Wednesday, May 4, 2011

What Makes a Smart Phone Different From a PC?

It is common these days to hear it said that, for many people, the phone will be the computer they use. In many areas, that will mean the phone is the only device available to provide application support that might elsewhere be provided by a PC.

But smart phones increasingly are becoming "different" from PCs, as well. Smart phones are, in essence, sensors. Unlike PCs, smart phones can provide location information. Sometimes they can use the camera to identify and annotate the objects around a person. In other cases, the mobile device will be used to create pictures and video.

Increasingly, accelerometers are available to monitor changes in device orientation, speed and direction. By extension, that can provide telemetry about the person carrying the device, or the vehicle the person is inside.

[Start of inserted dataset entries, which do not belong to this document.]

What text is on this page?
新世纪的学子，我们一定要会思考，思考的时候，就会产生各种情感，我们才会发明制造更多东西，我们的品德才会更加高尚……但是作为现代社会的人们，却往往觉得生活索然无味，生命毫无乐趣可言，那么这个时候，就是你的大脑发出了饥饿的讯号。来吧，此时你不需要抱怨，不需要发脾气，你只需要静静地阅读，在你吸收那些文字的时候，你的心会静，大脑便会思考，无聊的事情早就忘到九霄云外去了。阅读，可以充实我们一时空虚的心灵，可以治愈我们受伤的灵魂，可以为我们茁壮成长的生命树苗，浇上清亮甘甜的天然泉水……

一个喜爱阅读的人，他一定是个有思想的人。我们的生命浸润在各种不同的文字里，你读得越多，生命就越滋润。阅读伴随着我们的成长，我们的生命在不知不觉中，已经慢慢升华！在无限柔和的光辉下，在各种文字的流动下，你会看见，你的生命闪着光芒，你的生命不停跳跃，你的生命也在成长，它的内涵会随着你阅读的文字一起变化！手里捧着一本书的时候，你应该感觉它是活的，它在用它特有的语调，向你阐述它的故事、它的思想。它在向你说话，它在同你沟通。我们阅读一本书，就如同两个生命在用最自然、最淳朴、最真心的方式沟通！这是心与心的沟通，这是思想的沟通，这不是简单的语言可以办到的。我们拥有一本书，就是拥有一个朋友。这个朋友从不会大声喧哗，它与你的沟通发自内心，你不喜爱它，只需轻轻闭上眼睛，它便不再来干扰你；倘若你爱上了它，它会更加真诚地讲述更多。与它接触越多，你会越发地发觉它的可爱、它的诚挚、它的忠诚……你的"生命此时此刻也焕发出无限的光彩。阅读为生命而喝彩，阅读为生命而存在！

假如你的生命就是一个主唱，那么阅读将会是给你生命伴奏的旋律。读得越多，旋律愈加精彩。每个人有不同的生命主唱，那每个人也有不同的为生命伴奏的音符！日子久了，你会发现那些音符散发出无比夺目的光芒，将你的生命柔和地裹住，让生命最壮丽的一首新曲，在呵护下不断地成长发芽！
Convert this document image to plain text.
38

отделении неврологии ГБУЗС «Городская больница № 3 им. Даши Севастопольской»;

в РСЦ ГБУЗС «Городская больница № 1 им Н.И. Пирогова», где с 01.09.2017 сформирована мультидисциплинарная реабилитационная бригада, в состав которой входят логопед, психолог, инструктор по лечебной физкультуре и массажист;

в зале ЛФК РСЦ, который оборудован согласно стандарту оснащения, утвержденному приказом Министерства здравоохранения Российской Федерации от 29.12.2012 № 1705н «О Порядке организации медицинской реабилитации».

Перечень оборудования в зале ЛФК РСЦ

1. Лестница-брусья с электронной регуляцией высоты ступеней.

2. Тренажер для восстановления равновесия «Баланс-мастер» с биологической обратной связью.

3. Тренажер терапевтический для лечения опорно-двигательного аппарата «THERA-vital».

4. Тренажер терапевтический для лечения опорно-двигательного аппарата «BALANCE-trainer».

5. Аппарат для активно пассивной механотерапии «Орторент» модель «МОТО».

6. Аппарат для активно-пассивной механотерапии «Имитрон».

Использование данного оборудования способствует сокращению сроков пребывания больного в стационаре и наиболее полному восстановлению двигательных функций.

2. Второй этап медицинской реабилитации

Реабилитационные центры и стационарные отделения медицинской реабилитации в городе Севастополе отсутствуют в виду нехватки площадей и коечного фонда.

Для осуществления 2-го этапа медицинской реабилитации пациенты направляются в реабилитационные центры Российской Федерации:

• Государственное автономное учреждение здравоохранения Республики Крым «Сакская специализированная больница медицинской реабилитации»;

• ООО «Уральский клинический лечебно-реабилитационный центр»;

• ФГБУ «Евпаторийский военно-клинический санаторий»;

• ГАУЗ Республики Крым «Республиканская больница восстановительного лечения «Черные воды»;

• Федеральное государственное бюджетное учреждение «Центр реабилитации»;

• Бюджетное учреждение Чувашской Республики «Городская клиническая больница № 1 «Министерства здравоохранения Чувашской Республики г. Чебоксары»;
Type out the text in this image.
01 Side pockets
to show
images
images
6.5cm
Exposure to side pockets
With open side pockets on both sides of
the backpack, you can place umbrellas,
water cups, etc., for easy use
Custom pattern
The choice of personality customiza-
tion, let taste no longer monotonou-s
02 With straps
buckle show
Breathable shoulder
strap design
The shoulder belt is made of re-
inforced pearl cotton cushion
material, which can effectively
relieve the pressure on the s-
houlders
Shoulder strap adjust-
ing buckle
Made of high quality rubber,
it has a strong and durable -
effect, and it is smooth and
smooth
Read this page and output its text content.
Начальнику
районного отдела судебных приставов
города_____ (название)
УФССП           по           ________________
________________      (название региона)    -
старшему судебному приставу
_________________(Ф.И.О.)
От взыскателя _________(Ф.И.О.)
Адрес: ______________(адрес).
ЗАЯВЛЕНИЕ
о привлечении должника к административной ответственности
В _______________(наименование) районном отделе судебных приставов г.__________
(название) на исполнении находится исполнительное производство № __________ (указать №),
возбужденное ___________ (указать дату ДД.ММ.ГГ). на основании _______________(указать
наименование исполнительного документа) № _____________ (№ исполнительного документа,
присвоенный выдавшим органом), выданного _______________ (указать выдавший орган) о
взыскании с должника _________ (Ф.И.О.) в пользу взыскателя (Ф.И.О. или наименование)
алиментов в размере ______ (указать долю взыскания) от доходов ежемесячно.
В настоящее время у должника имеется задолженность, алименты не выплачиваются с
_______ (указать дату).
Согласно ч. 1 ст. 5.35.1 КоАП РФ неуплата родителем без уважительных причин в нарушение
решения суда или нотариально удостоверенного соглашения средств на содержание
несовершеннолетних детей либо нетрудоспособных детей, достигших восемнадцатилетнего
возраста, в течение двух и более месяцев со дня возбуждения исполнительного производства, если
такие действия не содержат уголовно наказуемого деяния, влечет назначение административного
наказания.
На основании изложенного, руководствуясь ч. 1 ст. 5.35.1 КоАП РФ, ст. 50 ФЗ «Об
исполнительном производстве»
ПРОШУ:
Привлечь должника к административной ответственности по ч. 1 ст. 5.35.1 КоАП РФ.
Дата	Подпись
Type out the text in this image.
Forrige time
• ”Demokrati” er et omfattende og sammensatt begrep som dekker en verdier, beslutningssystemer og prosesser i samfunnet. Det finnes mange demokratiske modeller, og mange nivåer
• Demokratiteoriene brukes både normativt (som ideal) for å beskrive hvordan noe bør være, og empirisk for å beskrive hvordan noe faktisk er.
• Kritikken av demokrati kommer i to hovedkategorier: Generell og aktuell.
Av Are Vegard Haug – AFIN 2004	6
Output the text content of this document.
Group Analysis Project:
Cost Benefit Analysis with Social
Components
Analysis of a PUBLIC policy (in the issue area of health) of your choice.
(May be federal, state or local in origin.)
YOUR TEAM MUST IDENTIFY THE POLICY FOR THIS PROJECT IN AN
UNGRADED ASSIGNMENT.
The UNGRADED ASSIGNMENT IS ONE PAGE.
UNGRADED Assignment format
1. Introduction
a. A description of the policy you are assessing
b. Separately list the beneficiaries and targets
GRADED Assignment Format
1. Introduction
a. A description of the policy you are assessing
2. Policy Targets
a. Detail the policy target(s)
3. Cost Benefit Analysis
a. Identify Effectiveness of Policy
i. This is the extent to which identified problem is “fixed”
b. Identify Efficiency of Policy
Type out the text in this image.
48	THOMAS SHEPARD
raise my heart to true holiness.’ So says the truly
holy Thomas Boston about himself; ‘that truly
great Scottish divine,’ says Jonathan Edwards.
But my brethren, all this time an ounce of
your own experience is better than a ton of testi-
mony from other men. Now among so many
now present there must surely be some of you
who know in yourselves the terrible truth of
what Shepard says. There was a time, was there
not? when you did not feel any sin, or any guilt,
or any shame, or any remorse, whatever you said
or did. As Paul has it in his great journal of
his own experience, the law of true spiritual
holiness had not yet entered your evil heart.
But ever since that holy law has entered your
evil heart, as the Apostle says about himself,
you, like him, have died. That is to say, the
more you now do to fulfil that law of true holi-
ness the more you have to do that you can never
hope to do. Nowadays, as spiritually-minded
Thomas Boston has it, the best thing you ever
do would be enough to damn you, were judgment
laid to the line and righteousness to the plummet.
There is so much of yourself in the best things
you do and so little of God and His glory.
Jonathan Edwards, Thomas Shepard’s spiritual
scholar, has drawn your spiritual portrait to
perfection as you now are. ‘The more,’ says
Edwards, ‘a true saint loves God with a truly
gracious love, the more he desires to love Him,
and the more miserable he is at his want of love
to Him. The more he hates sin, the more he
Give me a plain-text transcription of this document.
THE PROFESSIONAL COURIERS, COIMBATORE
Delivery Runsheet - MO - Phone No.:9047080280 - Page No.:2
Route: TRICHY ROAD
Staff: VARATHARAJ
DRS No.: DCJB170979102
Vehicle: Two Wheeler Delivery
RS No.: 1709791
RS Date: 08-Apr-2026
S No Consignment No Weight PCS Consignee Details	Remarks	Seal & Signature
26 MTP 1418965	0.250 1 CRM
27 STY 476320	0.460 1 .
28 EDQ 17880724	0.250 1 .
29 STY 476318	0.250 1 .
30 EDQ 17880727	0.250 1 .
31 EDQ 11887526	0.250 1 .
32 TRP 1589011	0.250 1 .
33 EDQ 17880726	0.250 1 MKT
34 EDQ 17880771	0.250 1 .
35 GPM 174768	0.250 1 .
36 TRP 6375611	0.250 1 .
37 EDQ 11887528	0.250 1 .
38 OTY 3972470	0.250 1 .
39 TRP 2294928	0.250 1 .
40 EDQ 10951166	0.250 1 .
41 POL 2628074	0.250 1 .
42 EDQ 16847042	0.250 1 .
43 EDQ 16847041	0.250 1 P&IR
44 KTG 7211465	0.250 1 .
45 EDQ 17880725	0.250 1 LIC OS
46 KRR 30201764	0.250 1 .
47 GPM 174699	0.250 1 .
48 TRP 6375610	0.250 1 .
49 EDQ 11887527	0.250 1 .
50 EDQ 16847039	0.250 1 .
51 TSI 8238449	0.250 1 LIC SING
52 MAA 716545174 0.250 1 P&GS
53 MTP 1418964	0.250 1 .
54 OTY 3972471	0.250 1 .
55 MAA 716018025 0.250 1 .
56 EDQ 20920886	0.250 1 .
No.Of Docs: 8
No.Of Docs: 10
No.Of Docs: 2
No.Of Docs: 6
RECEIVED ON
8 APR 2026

So smart phones are starting to differentiate from PCs. Think of them as sensors, not just computers.

What will happen next, as we sort through the obvious privacy issues, is that application developers will start to think about all those millions of sensors moving about, and start creating apps that build on the sensor features.

And developers will not necessarily be restricted by the native sensor functions of smart phones, either. As long as there are USB ports, one can imagine peripherals that support various sensing modes not native to the smart phone, such as temperature, chemical composition of the air, wind velocity, humidity, air pressure and so forth.

Developers already have created plug-in peripherals that turn an iPhone into a cash register for purposes of swiping credit cards and accepting payments. The same sort of thing might be done when other sorts of sensors are required.

Thinking about what might be done requires starting from a different vantage point, though. One has to imagine first the hundreds of millions of general purpose computing devices in daily use, physically correlated with people in space and time, each with native communications capability. What sorts of problems can be solved if those capabilities are applied?